O IPTU e a classe média

Karla

O IPTU de Salvador até o exercício de 2013 possuía alíquotas que variavam em função do padrão construtivo dos imóveis residenciais. Ou seja, de 0,1% para os precários até 1,0% para os considerados de alto luxo. Era uma forma de progressividade dentre milhares existentes, embora contestável, pois como é notória, essa variação só pode ocorrer em virtude do valor venal, da localização ou utilização, de acordo com os ditames constitucionais.

A lei 8421/13, sancionada em 15/07/13, inclusive, prevê no seu artigo 69, inciso II que o padrão construtivo seja também considerado, mas acoplado a outros fatores de correção. Ao analisar um caso concreto, percebe-se que o imóvel classificado anteriormente como BOM, alíquota de 0,4%, sofreu aumento, pois as variações passaram a ser consideradas conforme a faixa de valor, de forma progressiva, estabelecendo que imóveis acima de 322 mil indistintamente, passariam a ter uma alíquota de 1%. Comprova-se, portanto, que a classe média soteropolitana proprietária de imóvel teve que suportar uma majoração de alíquota, quase triplicada, de 0,4% para 1%.

Tratando-se do valor venal, com a alteração da planta genérica de valores, automaticamente aumentaram os campos de cálculo de terreno e área construída. Visualiza-se o real valor, ao somar os campos A+B do boleto da notificação de lançamento do IPTU 2014. Sobre ele incidirá a alíquota correspondente que só pode ser checada na Instrução Normativa 12/13, quando o contribuinte verifica em que faixa se encontra o seu imóvel e qual a parcela a ser deduzida, redundando, assim, no valor do imposto em patamares elevados. Salutar esclarecer que não são consideradas isentas todas as residências de valor venal de até R$ 80.000,00. O benefício só pode ser concedido para um único imóvel do mesmo contribuinte, conforme art.83, § 3º.

Pela primeira vez na história da administração tributária municipal o IPTU tornou-se o principal tributo.

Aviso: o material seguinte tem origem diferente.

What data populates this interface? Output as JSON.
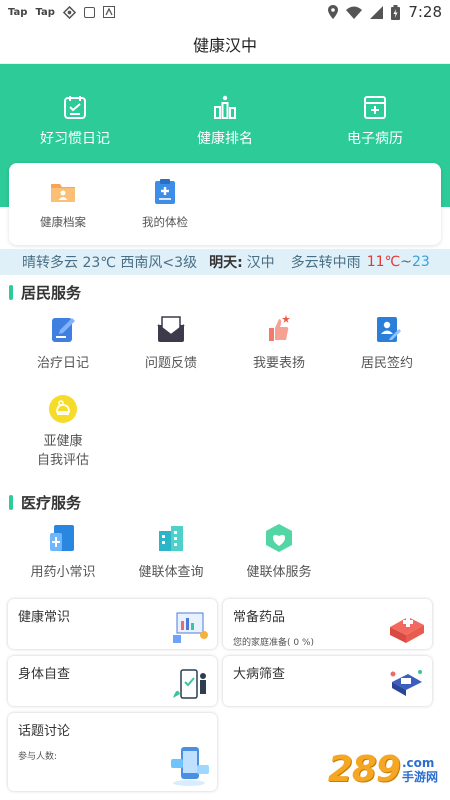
{
  "status_bar": {
    "left_apps": [
      "Tap",
      "Tap"
    ],
    "time": "7:28"
  },
  "title": "健康汉中",
  "main_nav": [
    {
      "label": "好习惯日记",
      "icon": "diary-icon"
    },
    {
      "label": "健康排名",
      "icon": "ranking-icon"
    },
    {
      "label": "电子病历",
      "icon": "medical-record-icon"
    }
  ],
  "quick": [
    {
      "label": "健康档案",
      "icon": "health-file-icon"
    },
    {
      "label": "我的体检",
      "icon": "checkup-icon"
    }
  ],
  "weather": {
    "today": "晴转多云 23℃ 西南风<3级",
    "tomorrow_label": "明天:",
    "city": "汉中",
    "tomorrow_text": "多云转中雨",
    "high": "11℃",
    "sep": "~",
    "low": "23"
  },
  "resident": {
    "title": "居民服务",
    "items": [
      {
        "label": "治疗日记",
        "icon": "treatment-diary-icon"
      },
      {
        "label": "问题反馈",
        "icon": "feedback-icon"
      },
      {
        "label": "我要表扬",
        "icon": "praise-icon"
      },
      {
        "label": "居民签约",
        "icon": "sign-contract-icon"
      },
      {
        "label": "亚健康",
        "label2": "自我评估",
        "icon": "subhealth-icon"
      }
    ]
  },
  "medical": {
    "title": "医疗服务",
    "items": [
      {
        "label": "用药小常识",
        "icon": "medication-icon"
      },
      {
        "label": "健联体查询",
        "icon": "hospital-query-icon"
      },
      {
        "label": "健联体服务",
        "icon": "hospital-service-icon"
      }
    ]
  },
  "tiles": {
    "knowledge": {
      "title": "健康常识"
    },
    "medicine": {
      "title": "常备药品",
      "sub": "您的家庭准备( 0 %)"
    },
    "selfcheck": {
      "title": "身体自查"
    },
    "screening": {
      "title": "大病筛查"
    },
    "topics": {
      "title": "话题讨论",
      "sub": "参与人数:"
    }
  },
  "watermark": {
    "big": "289",
    "small": ".com",
    "cn": "手游网"
  },
  "colors": {
    "brand": "#2ccb98",
    "weather_bg": "#dff0f8",
    "hot": "#e53935",
    "cold": "#3aa0d8"
  }
}
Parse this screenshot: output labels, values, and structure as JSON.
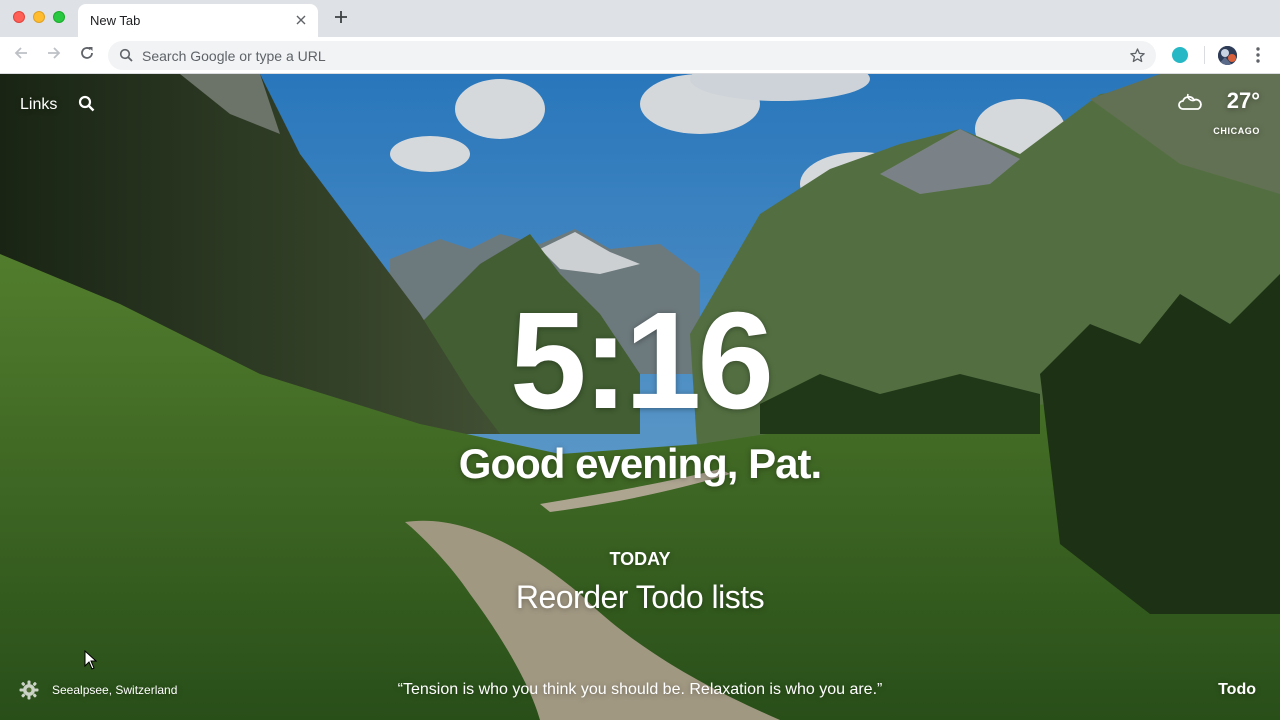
{
  "browser": {
    "tab_title": "New Tab",
    "omnibox_placeholder": "Search Google or type a URL",
    "icons": [
      "back-arrow-icon",
      "forward-arrow-icon",
      "reload-icon",
      "search-icon",
      "star-icon",
      "extension-icon",
      "avatar",
      "kebab-menu-icon",
      "close-icon",
      "plus-icon"
    ]
  },
  "dashboard": {
    "links_label": "Links",
    "weather": {
      "temperature": "27°",
      "city": "CHICAGO",
      "icon": "partly-cloudy-night-icon"
    },
    "time": "5:16",
    "greeting": "Good evening, Pat.",
    "focus": {
      "label": "TODAY",
      "text": "Reorder Todo lists"
    },
    "photo_location": "Seealpsee, Switzerland",
    "quote": "“Tension is who you think you should be. Relaxation is who you are.”",
    "todo_label": "Todo"
  },
  "colors": {
    "accent_extension": "#27b8c5",
    "text_on_photo": "#ffffff"
  }
}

Não se consegue entender tamanho desinteresse quanto ao Imposto Sobre Serviços – ISS que tem um vasto campo para alargamento da sua base tributária.

Um fato é o limite de aumento de 35% em relação ao ano anterior, mas para o cidadão que era isento e, portanto, livre do IPTU, o acréscimo foi de 100%, utilizando-se esse mesmo raciocínio para a TRSD (taxa de lixo). A SEFAZ confirmou que a geração da dívida do IPTU se baseou nos dados oferecidos no recadastramento cujas informações ainda não foram validadas e não no cadastro imobiliário existente. É provável que esses fatos tenham gerado muitas distorções.

Se houve redução na carga tributária, principalmente em relação às alíquotas, seria interessante que a gestão fazendária demonstrasse que a classe média não foi tão prejudicada e que os seus imóveis efetivamente tiveram suas alíquotas diminuídas.

Os dados oficiais indicam que houve aproximadamente 7.000 impugnações eletrônicas, entretanto é possível que este número alcance mais de duzentas mil. Situação extremamente delicada num momento em que o Conselho Municipal de Tributos, órgão julgador administrativo de última instância, criado na atual gestão, ainda está sem funcionar. Vale registrar que o site da SEFAZ só permite que o contribuinte conteste o seu imposto até o limite de 30% de redução do valor cobrado, do contrário, deve-se ingressar com processo administrativo ou optar pela via judicial.

Talvez o imbróglio do IPTU pudesse ter sido evitado se alguns riscos sinalizados por técnicos que colaboraram com o projeto tivessem sido avaliados com cautela. Não se constrói uma relação confiável com o contribuinte, impondo a ele um pesado tributo. A transparência deve ser a tônica. É preciso oferecer ao cidadão condições para que ele identifique se o valor cobrado corresponde ao legalmente exigido. Isso se chama DEMOCRACIA!

Karla Borges é Auditora Fiscal da Secretaria Municipal da Fazenda do Salvador há 23 anos, graduada em Administração de Empresas (UFBA) e Direito (FDJ) ,Pós-Graduada em Administração Tributária (UEFS), Direito Tributário, Direito Tributário Municipal (UFBA), Economia Tributária (George Washington University) e Especialista em Cadastro pelo Instituto de Estudios Fiscales de Madrid.